India’s climate and demographics have not changed during the pandemic. And the drop in India’s COVID-19 caseload has been recent. It hit a peak in September and has declined inexplicably since then.

In fact, India’s numbers went down exactly when experts predicted they would spike: in October, when millions of people gathered for the Hindu festivals of Diwali and Durga Puja. It’s when air pollution is also worst, and experts feared that would exacerbate the pandemic too.

Cases have also declined despite what many thought would be a superspreader event: tens of thousands of Indian farmers camping out on the capital’s outskirts for months.

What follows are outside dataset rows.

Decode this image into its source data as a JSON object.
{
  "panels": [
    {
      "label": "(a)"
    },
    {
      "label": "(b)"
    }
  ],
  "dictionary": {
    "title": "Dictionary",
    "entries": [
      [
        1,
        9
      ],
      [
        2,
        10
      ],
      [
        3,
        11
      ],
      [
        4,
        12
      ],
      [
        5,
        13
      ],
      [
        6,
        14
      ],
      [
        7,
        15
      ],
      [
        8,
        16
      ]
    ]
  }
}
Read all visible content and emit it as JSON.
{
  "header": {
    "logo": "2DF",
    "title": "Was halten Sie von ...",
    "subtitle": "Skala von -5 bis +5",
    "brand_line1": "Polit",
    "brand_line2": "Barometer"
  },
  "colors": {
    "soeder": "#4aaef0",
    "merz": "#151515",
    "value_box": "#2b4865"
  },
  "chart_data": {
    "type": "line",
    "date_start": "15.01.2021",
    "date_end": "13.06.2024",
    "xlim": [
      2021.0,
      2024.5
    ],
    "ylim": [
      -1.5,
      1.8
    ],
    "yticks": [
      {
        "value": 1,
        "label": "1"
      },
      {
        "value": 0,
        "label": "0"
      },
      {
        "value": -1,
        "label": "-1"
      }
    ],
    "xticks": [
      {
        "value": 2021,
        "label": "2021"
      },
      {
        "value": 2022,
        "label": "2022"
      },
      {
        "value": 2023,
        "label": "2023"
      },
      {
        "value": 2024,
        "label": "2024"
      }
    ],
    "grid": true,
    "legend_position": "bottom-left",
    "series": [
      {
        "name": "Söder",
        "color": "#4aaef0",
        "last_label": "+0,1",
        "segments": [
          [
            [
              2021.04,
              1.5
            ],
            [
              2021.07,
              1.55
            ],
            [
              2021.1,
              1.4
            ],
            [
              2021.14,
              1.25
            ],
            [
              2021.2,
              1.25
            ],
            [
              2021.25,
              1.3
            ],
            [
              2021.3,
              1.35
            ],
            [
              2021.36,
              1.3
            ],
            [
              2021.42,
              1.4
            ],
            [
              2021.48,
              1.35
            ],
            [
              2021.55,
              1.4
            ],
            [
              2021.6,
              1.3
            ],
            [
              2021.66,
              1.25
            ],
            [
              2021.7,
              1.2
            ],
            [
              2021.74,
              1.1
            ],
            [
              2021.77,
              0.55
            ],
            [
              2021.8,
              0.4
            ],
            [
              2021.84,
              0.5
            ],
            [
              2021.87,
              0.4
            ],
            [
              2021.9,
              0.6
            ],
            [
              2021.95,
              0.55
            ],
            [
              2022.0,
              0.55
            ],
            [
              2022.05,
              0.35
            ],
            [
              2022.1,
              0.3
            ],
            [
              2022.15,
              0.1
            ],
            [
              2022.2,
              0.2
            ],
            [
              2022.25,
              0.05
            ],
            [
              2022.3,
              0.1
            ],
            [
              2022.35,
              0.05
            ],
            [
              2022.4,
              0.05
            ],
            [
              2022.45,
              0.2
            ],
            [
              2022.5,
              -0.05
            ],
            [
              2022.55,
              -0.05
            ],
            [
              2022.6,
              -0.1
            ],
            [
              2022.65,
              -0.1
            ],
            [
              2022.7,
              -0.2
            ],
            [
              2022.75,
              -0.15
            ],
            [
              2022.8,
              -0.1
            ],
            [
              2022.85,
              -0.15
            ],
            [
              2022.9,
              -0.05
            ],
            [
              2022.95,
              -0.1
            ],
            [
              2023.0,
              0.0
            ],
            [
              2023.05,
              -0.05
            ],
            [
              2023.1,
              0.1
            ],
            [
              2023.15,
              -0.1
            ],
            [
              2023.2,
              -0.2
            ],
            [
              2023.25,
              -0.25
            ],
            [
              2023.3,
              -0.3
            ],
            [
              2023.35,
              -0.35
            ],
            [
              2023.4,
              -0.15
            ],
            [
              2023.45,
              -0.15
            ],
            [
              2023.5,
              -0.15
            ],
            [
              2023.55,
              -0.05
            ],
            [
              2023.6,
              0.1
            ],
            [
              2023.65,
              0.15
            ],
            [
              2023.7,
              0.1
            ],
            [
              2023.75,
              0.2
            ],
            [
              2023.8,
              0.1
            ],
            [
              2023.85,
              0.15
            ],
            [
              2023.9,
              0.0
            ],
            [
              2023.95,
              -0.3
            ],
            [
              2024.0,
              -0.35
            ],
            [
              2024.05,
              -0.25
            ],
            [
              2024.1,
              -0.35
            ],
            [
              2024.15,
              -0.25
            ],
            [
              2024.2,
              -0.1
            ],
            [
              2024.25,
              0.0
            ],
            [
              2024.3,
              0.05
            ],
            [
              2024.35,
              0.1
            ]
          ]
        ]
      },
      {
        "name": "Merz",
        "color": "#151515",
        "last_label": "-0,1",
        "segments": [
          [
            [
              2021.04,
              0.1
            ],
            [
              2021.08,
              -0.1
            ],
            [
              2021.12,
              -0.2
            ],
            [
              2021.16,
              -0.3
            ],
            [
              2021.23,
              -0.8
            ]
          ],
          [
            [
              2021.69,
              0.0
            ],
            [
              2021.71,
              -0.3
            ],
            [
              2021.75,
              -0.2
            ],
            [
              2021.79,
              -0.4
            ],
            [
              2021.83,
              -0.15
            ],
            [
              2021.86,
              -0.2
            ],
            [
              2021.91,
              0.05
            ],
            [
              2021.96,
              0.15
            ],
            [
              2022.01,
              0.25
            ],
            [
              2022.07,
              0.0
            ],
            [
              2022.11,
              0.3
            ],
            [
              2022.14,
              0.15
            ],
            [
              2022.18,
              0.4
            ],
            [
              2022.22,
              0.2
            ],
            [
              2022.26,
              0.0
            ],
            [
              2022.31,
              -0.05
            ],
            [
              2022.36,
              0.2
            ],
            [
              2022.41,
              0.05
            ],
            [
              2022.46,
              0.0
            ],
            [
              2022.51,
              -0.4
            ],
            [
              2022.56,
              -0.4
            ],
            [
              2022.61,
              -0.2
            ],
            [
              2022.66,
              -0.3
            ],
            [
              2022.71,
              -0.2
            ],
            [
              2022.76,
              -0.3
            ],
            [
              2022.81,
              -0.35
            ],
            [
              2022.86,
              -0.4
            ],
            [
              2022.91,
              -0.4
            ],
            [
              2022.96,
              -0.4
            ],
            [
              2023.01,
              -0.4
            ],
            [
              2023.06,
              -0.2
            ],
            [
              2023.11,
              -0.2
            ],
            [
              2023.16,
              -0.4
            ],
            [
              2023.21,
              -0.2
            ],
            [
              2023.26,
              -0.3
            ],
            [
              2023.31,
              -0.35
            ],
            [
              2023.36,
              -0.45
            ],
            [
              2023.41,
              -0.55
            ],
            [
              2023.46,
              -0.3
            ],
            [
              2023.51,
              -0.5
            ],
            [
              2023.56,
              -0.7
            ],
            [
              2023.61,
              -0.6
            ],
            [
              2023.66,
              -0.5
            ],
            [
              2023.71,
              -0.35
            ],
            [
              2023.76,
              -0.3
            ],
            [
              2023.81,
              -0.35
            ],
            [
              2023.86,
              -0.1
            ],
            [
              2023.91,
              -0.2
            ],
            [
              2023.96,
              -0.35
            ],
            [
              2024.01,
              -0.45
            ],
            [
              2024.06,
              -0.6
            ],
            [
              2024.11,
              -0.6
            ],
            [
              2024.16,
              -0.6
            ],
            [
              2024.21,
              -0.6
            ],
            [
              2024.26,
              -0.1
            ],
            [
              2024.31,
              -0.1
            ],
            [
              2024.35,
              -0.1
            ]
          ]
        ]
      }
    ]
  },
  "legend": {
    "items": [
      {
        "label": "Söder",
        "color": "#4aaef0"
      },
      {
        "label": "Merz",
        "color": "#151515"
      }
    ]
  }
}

Shah, the epidemiologist, wonders if, just like more infectious variants of the coronavirus have been discovered in the U.K. and elsewhere, perhaps a milder variant may have started mutating in India.

“Some processes must have happened. This is an evolution of the virus itself. In some places there are mutations happening,” she says. “We need some more deeper evidence and deeper studies.”

The truth is, scientists just don’t know.

“Three options: One is that it’s gone because of the way people behaved, so we need to continue that behavior. Or it’s gone because it’s gone and it’s never going to come back — great!” says Das, from Georgetown. “Or it’s gone, but we don’t know why it’s gone — and it may come back.”

That last option is what keeps scientists and public health experts up at night.

So for now, Indians are kind of holding their breath — just doing what they’re doing — until they get vaccinated.